After weeks of speculation, the Labour Party finally confirmed yesterday that it would be abandoning its £28bn annual green investment target. The central reason for this was said to be the Conservatives’ crashing the economy and attempting to ‘max out the country’s credit card’, meaning that the previous commitment of £28bn was no longer possible. Labour stressed the importance of maintaining fiscal prudence and staying within fiscal rules as it looks to convince the country of its leadership for the upcoming election. The reformulated plans now come in at just under £15bn a year, with around half of that money set to come in from a windfall tax on gas and oil profits which is set at 78% and extended until the end of the parliament.
The biggest cuts have been to the policy of home insulation, which previously had been promised a £6bn budget but now comes in at just £1.3bn a year. This cut now means the party intends to insulate 5m homes over a 5-year period rather than the originally planned 19m. However, plans for a £7.3bn national wealth fund and £8.3bn for a nationalised clean energy company, GB Energy, do remain in the hope that the party can hit its target of clean power by 2030. As part of the £7.3bn wealth fund investment will be provided to the following sectors:
- Steel- Investing £2.5bn in a bright future in our steel industry benefiting communities such as Cardiff, Rotherham, Sheffield, Port Talbot and Scunthorpe.
- Ports- Upgrading ports so that they are renewable ready through a £1.8bn investment.
- Gigafactories- Providing £1.5bn to break new ground in electric vehicles and battery factories.
- Industrial Hubs- Decarbonising intensive heavy industrial hubs in every corner of the country.
- Hydrogen- Channelling up to £500m into green hydrogen manufacturing.
Taken together these policies hope to create over 200,000 direct jobs and address geographical inequalities.
Other policies include:
- Making £3.3bn available for grants to local authorities and loans to communities to create one million owners of local power.
- Creating a British Jobs Bonus of £500m a year.
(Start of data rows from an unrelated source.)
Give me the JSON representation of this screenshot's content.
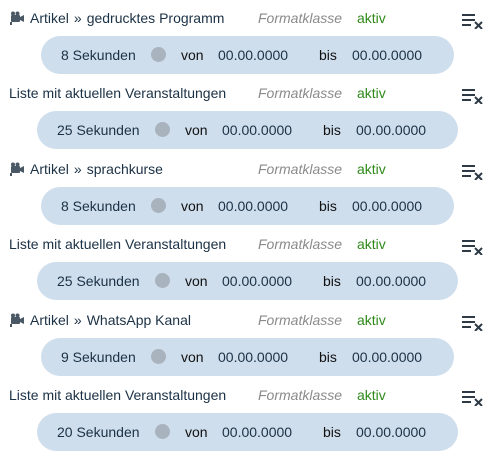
{
  "colors": {
    "pill_background": "#cfdeed",
    "status_active": "#2f8a1a",
    "format_text": "#8a8a8a",
    "dot": "#a9b3be"
  },
  "entries": [
    {
      "icon": "film-camera-icon",
      "prefix": "Artikel",
      "separator": "»",
      "title": "gedrucktes Programm",
      "format_label": "Formatklasse",
      "status": "aktiv",
      "duration": "8 Sekunden",
      "from_label": "von",
      "from_value": "00.00.0000",
      "to_label": "bis",
      "to_value": "00.00.0000"
    },
    {
      "title": "Liste mit aktuellen Veranstaltungen",
      "format_label": "Formatklasse",
      "status": "aktiv",
      "duration": "25 Sekunden",
      "from_label": "von",
      "from_value": "00.00.0000",
      "to_label": "bis",
      "to_value": "00.00.0000"
    },
    {
      "icon": "film-camera-icon",
      "prefix": "Artikel",
      "separator": "»",
      "title": "sprachkurse",
      "format_label": "Formatklasse",
      "status": "aktiv",
      "duration": "8 Sekunden",
      "from_label": "von",
      "from_value": "00.00.0000",
      "to_label": "bis",
      "to_value": "00.00.0000"
    },
    {
      "title": "Liste mit aktuellen Veranstaltungen",
      "format_label": "Formatklasse",
      "status": "aktiv",
      "duration": "25 Sekunden",
      "from_label": "von",
      "from_value": "00.00.0000",
      "to_label": "bis",
      "to_value": "00.00.0000"
    },
    {
      "icon": "film-camera-icon",
      "prefix": "Artikel",
      "separator": "»",
      "title": "WhatsApp Kanal",
      "format_label": "Formatklasse",
      "status": "aktiv",
      "duration": "9 Sekunden",
      "from_label": "von",
      "from_value": "00.00.0000",
      "to_label": "bis",
      "to_value": "00.00.0000"
    },
    {
      "title": "Liste mit aktuellen Veranstaltungen",
      "format_label": "Formatklasse",
      "status": "aktiv",
      "duration": "20 Sekunden",
      "from_label": "von",
      "from_value": "00.00.0000",
      "to_label": "bis",
      "to_value": "00.00.0000"
    }
  ]
}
Despite the party still committing to £15bn a year, the stepdown on environmental promises has undoubtedly angered many environmental groups, especially as it was announced on the same day that the EU’s Climate Service announced that global warming exceeded 1.5C across an entire year between February 2023 and January 2024. Ultimately, the Labour Party will hope that their commitments can convince the electorate and businesses that they are still maintaining a serious and well-funded plan for tackling the climate crisis.